The Nuffield Dyspraxia Programme (NDP3) and the Evidence Base
The treatment approach of the Nuffield Dyspraxia Programme (NDP3) has been evaluated in a randomised controlled trial (RCT) and in a number of single case studies.
It is included as an intervention on The Communication Trust’s What Works database and currently has a rating of moderate evidence, in line with other published speech interventions. Within the evidence, successful outcomes have been reported for NDP3 both in the RCT and in case studies.
Randomised Controlled Trial (Murray, McCabe & Ballard, 2015)
Twenty-six children, aged 4 to 12 years, diagnosed with mild to severe Childhood Apraxia of Speech (CAS) were randomly assigned to receive treatment either with the NDP3 or with Rapid Syllable Transition (ReST) treatment. Treatment was delivered intensively in one hour sessions, four days a week over a three week period by student speech and language pathologists attending the University of Sydney, who were trained and supervised closely by the authors. The results showed large treatment effects and significant generalisation to untreated stimuli for both interventions. Therefore, both NDP3 and ReST treatment were found to have support for clinical use.
For further details, see:
Murray, E. McCabe, P., & Ballard, K (2015) A randomized controlled trial for children with childhood apraxia of speech comparing Rapid syllable transition treatment and the Nuffield Dyspraxia Programme (3rd edition). Journal of Speech, Language & Hearing Research, vol 58 (3), 669-686.
Murray,E, McCabe,P & Ballard, K.J (2012) A comparison of two treatments for childhood apraxia of speech: methods and treatment protocol for a parallel group randomised control trial. BMC Paediatrics, 2012, 12:112.
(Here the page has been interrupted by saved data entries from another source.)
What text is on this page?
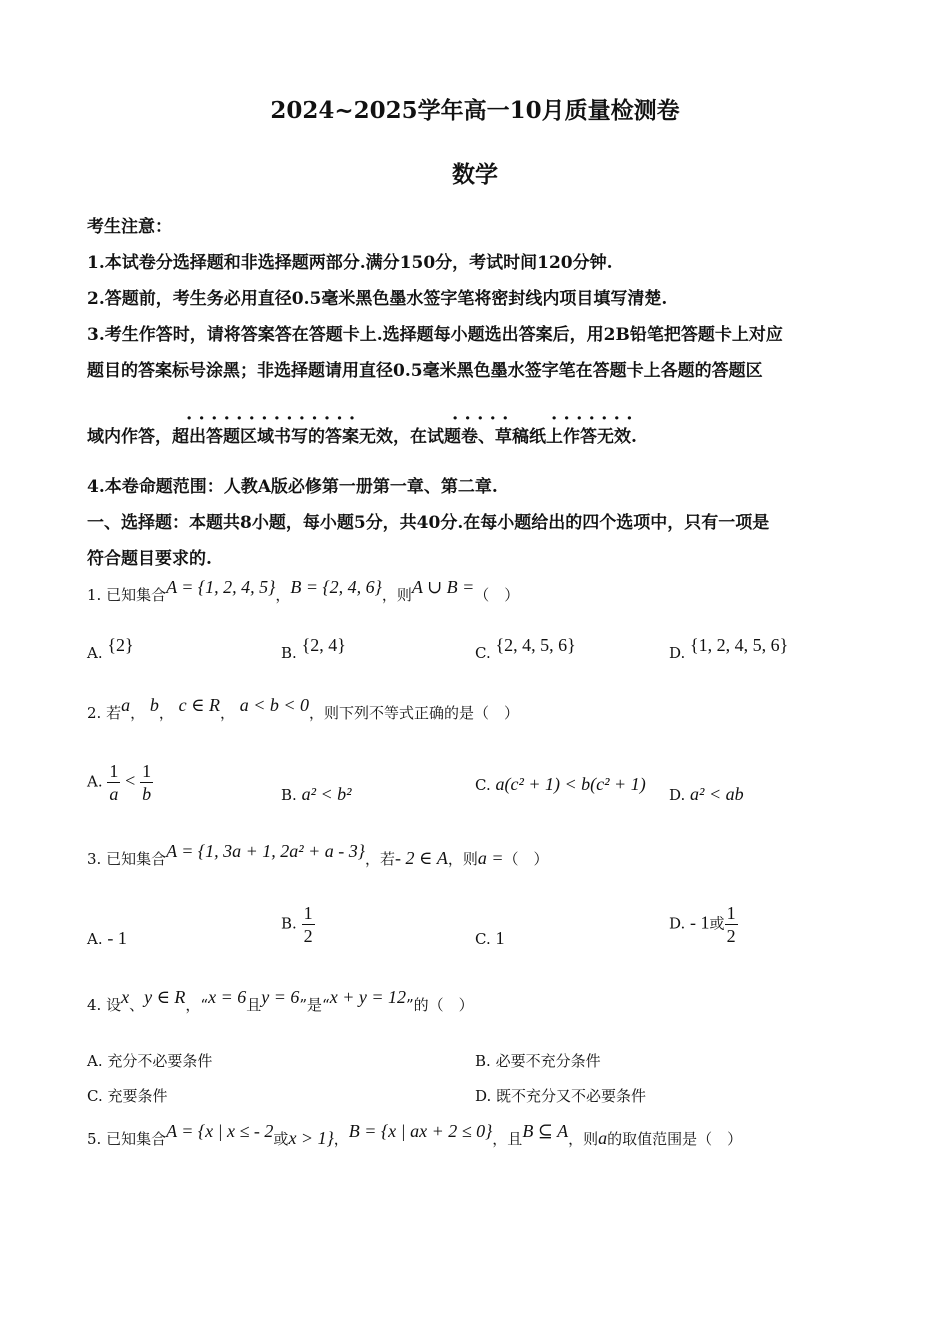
2024~2025学年高一10月质量检测卷
数学
考生注意：
1.本试卷分选择题和非选择题两部分.满分150分，考试时间120分钟.
2.答题前，考生务必用直径0.5毫米黑色墨水签字笔将密封线内项目填写清楚.
3.考生作答时，请将答案答在答题卡上.选择题每小题选出答案后，用2B铅笔把答题卡上对应
题目的答案标号涂黑；非选择题请用直径0.5毫米黑色墨水签字笔在答题卡上各题的答题区
· · · · · · · · · · · · · ·	· · · · · · · · · · · ·
域内作答，超出答题区域书写的答案无效，在试题卷、草稿纸上作答无效.
4.本卷命题范围：人教A版必修第一册第一章、第二章.
一、选择题：本题共8小题，每小题5分，共40分.在每小题给出的四个选项中，只有一项是
符合题目要求的.
1. 已知集合A = {1, 2, 4, 5}，B = {2, 4, 6}，则A ∪ B =（　）
A. {2}	B. {2, 4}	C. {2, 4, 5, 6}	D. {1, 2, 4, 5, 6}
2. 若a， b， c ∈ R， a < b < 0，则下列不等式正确的是（　）
A. $\frac{1}{a} < \frac{1}{b}$	B. a² < b²	C. a(c² + 1) < b(c² + 1)
D. a² < ab
3. 已知集合A = {1, 3a + 1, 2a² + a - 3}，若- 2 ∈ A，则a =（　）
A. - 1
B. $\frac{1}{2}$	C. 1
D. - 1或 $\frac{1}{2}$
4. 设x、y ∈ R，“x = 6且y = 6”是“x + y = 12”的（　）
A. 充分不必要条件	B. 必要不充分条件
C. 充要条件	D. 既不充分又不必要条件
5. 已知集合A = {x | x ≤ - 2或x > 1}，B = {x | ax + 2 ≤ 0}，且B ⊆ A，则a的取值范围是（　）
A second RCT investigating the use of NDP3 treatment in tablet form is currently taking place at the University of Sydney.
- Six descriptive case studies are included in Chapter 7 of the Therapy manual of NDP3 (Williams and Stephens, 2004). These case studies demonstrate treatment planning and the NDP3 therapy approach in specific children, aged 4-12 years. The children all achieved intelligible speech following intervention but the duration and quantity of therapy varied and the treatment was delivered by different speech and language therapists.
- Saunders (2006) reported a single case study of a 3 year old child called Caelen, who had a dual diagnosis of autism spectrum disorder and developmental verbal dyspraxia (DVD). Saunders (2006) followed the principles of the NDP3 treatment approach and utilized the NDP3 picture resources and delivered the treatment in once weekly therapy sessions, supported by practice at home and at nursery. Caelen was reported to have made excellent progress with his speech and expressive language development, following intervention.
For further details, see:
Saunders, H. (2006) How I (2): Phonology never too soon to start. Speech and Language Therapy in Practice, Summer 2006 27-28. www.speechmag.com
- Teal (2005) reported a single case study of Ruth, aged 6 ;11 years, who had persisting speech difficulties. NDP3 and Core vocabulary (Dodd, 2005) were utilized during a course of intensive therapy and both were found to be effective in bringing about change, but in different aspects of Ruth’s speech processing system. Furthermore NDP3 also produced significant generalization to untreated words.
For further information, see:
Teal, J (2005) An investigation into classification approaches and therapy outcomes for a child with a severe persisting speech difficulty. Unpublished MMedSci. Dissertation. Department of Human Communication Sciences, University of Sheffield.
Williams, P & Stephens, H (2010) The Nuffield Centre Dyspraxia Programme, (chapter 7, p.159-177), in Williams, L, McLeod, S & McCauley R (eds.) (2010) Interventions for Speech Sound Disorders in Children. Baltimore, Maryland. Brookes Publishing Co.